Eine unserer meistgelesenen und meistkommentierten Artikel im Tattoo Guide
ist der zum Thema Tattooentfernung. Schließlich wird es auch der letzten
Blondine klar, dass ein Arschgeweih nicht für alle Zeiten der Weisheit
letzter Schluss ist. Gebräuchlicherweise werden so Tattoos heute mehr oder
weniger erfolgreich mit Lasern entfernt.
Das Prinzip dabei ist einfach, jede Tattoofarbe, die in die Haut gebracht
wird, besteht aus Partikeln verschiedener Größe, dabei werden die Farbteile,
die groß genug sind und in die richtige Hautschicht eingestochen werden,
sichtbar eingelagert, während zu große Partikel mit dem Schorf rausgeblutet
und zu kleine Partikel von der Lymphflüssigkeit weggeschwemmt werden. Der
Laser zerkleinert nun die eingelagerten Farbpartikel, so dass sie vom Körper
aufgenommen werden.
Aber was hat man eigentlich mit Tätowierungen gemacht, bevor es Laser gab?

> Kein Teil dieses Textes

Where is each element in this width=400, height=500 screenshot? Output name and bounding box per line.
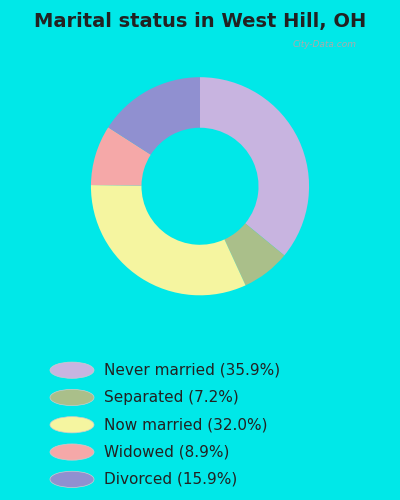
Circle shape <box>50 444 94 460</box>
Text: Now married (32.0%): Now married (32.0%) <box>104 418 268 432</box>
Text: Widowed (8.9%): Widowed (8.9%) <box>104 444 229 460</box>
Text: Divorced (15.9%): Divorced (15.9%) <box>104 472 237 487</box>
Text: Marital status in West Hill, OH: Marital status in West Hill, OH <box>34 12 366 32</box>
Text: Separated (7.2%): Separated (7.2%) <box>104 390 239 405</box>
Wedge shape <box>91 128 151 186</box>
Wedge shape <box>224 224 284 286</box>
Wedge shape <box>108 77 200 154</box>
Wedge shape <box>91 185 246 296</box>
Circle shape <box>50 362 94 378</box>
Wedge shape <box>200 77 309 256</box>
Circle shape <box>50 390 94 406</box>
Text: City-Data.com: City-Data.com <box>292 40 356 49</box>
Circle shape <box>50 416 94 433</box>
Circle shape <box>50 471 94 488</box>
Text: Never married (35.9%): Never married (35.9%) <box>104 362 280 378</box>
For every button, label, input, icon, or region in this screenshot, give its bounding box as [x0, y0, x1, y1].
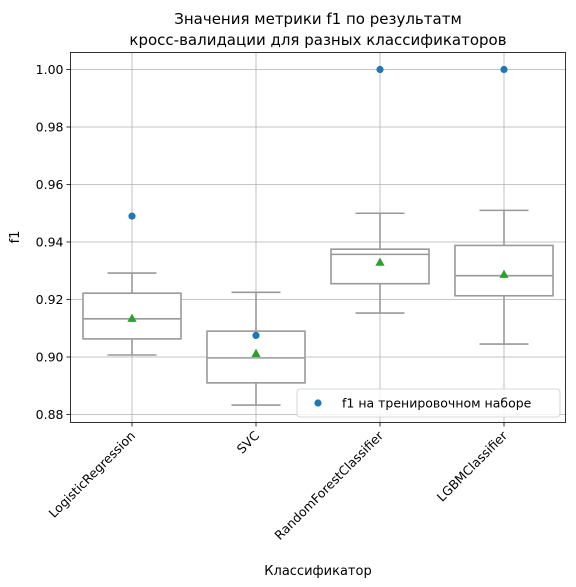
- box-plots: [82, 209, 554, 406]
- plot-frame: [70, 52, 566, 423]
- y-axis: 0.88 0.90 0.92 0.94 0.96 0.98 1.00: [36, 62, 71, 422]
- box-iqr-1: [206, 330, 306, 384]
- mean-marker-0: [127, 313, 137, 322]
- box-plot-1: [206, 291, 306, 406]
- chart-title-line-1: Значения метрики f1 по результатм: [174, 10, 462, 28]
- box-plot-2: [330, 212, 430, 314]
- y-tick-label-0: 0.88: [36, 407, 64, 422]
- grid-lines: [70, 52, 566, 423]
- y-tick-label-2: 0.92: [36, 292, 64, 307]
- y-tick-label-6: 1.00: [36, 62, 64, 77]
- train-point-0: [128, 212, 136, 220]
- y-axis-label: f1: [8, 231, 23, 244]
- train-point-3: [500, 65, 508, 74]
- chart-title-line-2: кросс-валидации для разных классификатор…: [129, 31, 506, 49]
- legend-label: f1 на тренировочном наборе: [342, 396, 532, 411]
- legend: f1 на тренировочном наборе: [296, 388, 561, 418]
- x-tick-label-1: SVC: [234, 428, 263, 457]
- mean-markers: [127, 257, 509, 357]
- x-tick-label-0: LogisticRegression: [46, 428, 139, 521]
- y-tick-label-1: 0.90: [36, 350, 64, 365]
- x-axis-label: Классификатор: [264, 564, 371, 579]
- legend-frame: [296, 388, 561, 418]
- train-point-1: [252, 331, 260, 340]
- train-point-2: [376, 65, 384, 74]
- x-axis: LogisticRegression SVC RandomForestClassif…: [46, 422, 511, 543]
- legend-marker: [314, 399, 322, 407]
- mean-marker-1: [251, 348, 261, 357]
- y-tick-label-4: 0.96: [36, 177, 64, 192]
- mean-marker-2: [375, 257, 385, 266]
- mean-marker-3: [499, 269, 509, 278]
- y-tick-label-5: 0.98: [36, 120, 64, 135]
- train-points: [128, 65, 508, 340]
- y-tick-label-3: 0.94: [36, 235, 64, 250]
- x-tick-label-2: RandomForestClassifier: [271, 427, 386, 542]
- x-tick-label-3: LGBMClassifier: [434, 427, 511, 504]
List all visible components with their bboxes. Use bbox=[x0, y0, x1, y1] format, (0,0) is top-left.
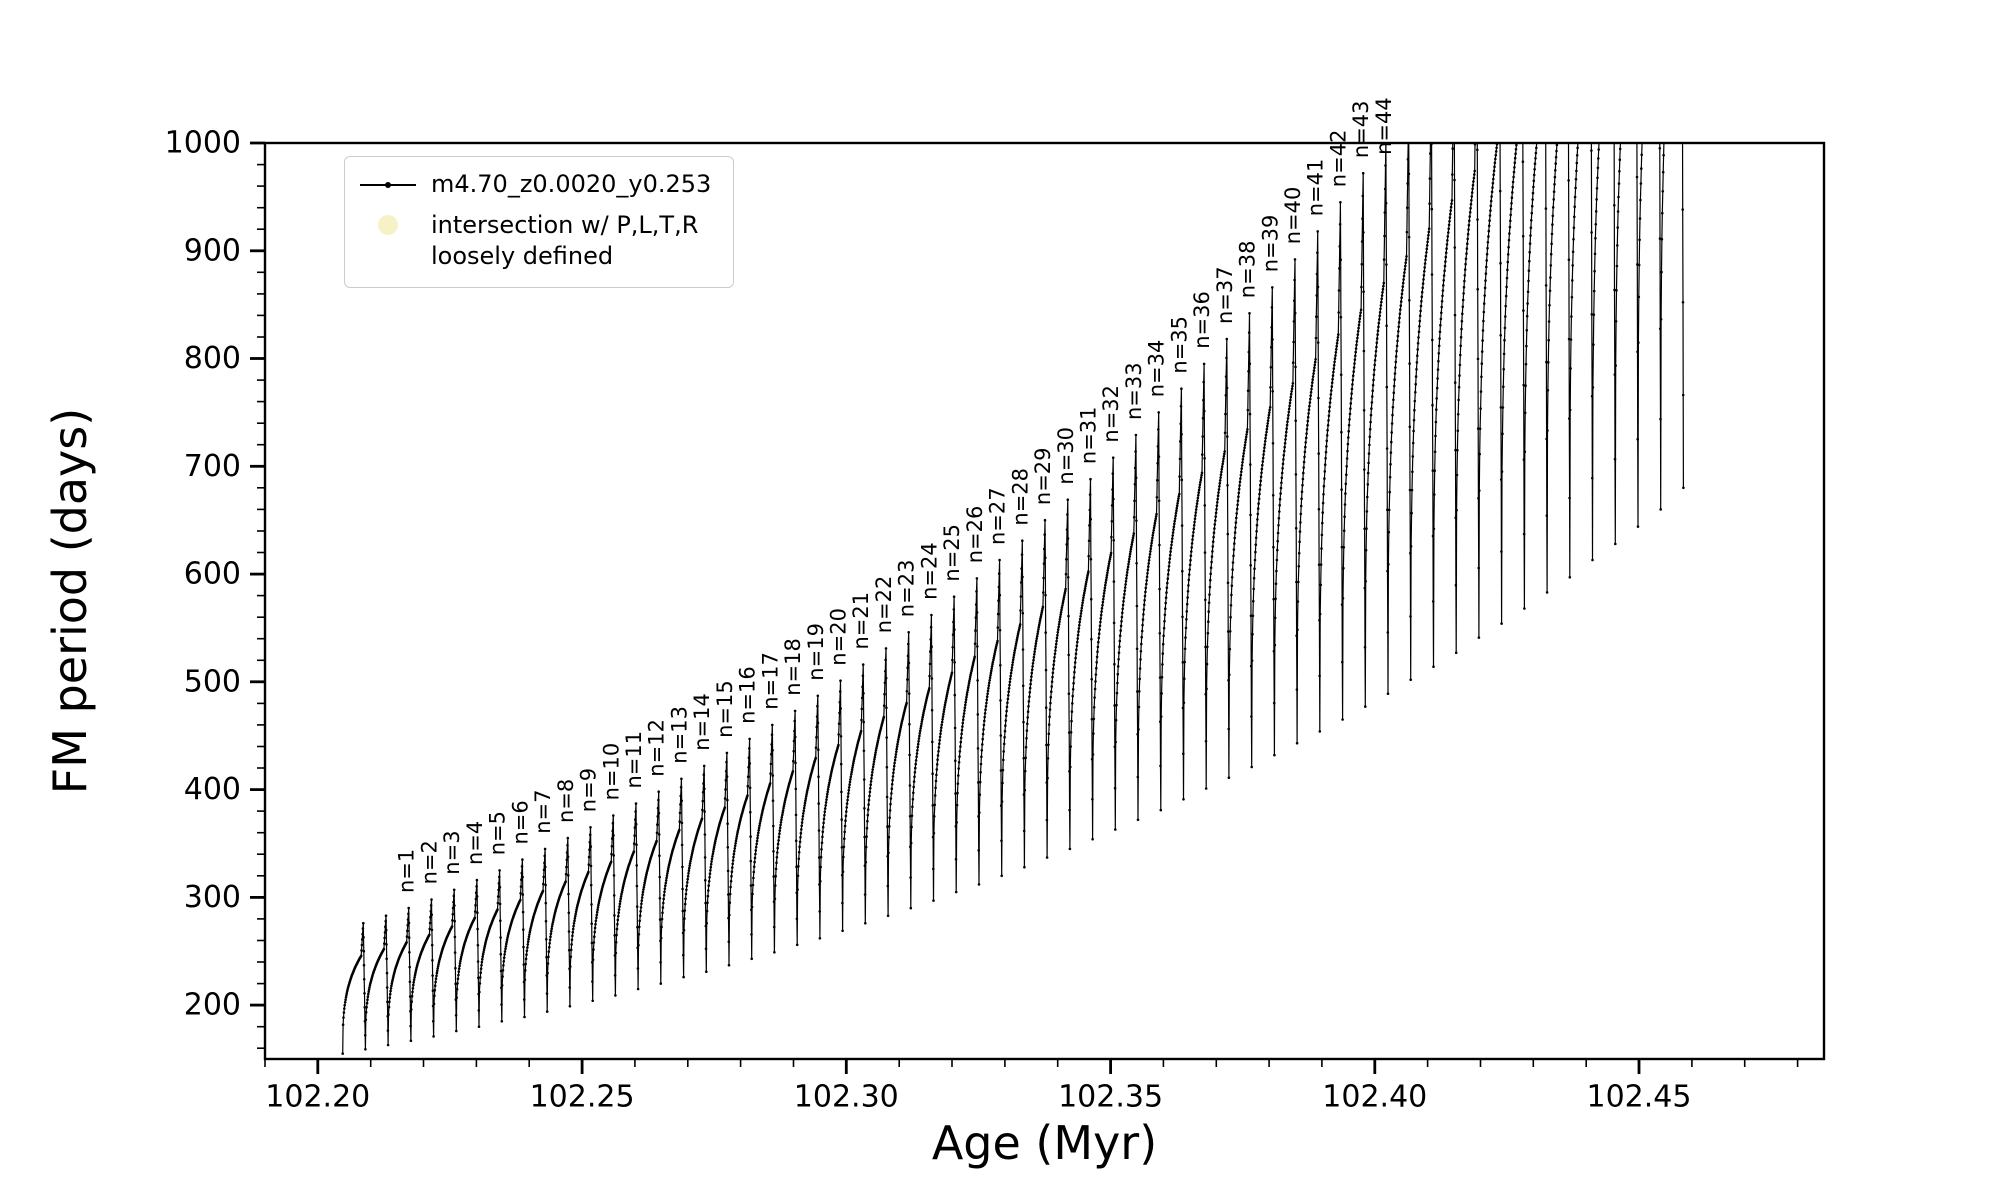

Eine ziemlich grobe Methode bestand darin, den tätowierten Teil der Haut zu
entfernen. Da die Haut des Menschen größtes Organ ist, musste man dabei
vorsichtig vorgehen. Das heißt, man entfernte Stück für Stück in
verschiedenen Sitzungen Teile der Haut.
Dazwischen gab es immer wieder Phasen, in denen sich die Haut regenerieren
konnte. Zur Entfernung benutzte man Schleifmaschinen, die Millimeter für
Millimeter die Hautschichten entfernten.
Es lässt sich leicht nachvollziehen, dass dies ein extrem schmerzhafter –
weil meist unbetäubt – und langwieriger Prozess war. Vor langen Jahren
arbeitete im Guide mal ein Kerl – und das war ein richtig harter Bursche –
der, da es seinerzeit noch keine Laserentfernung gab, sich für das
Abschleifen des Unterarmes entschied. Nach wenigen Sitzungen gab er auf,
obwohl die Tätowierung seines Armes nun nur noch teilweise sichtbar war und
aussah, als hätte ihn ein außerirdischer Parasit Nachwuchs in den Arm
gestochen.
Aber, so sagte er, lieber verdecke ich für den Rest meines Lebens meinen
Arm, als das ich weiter diese Schmerzen aushalte.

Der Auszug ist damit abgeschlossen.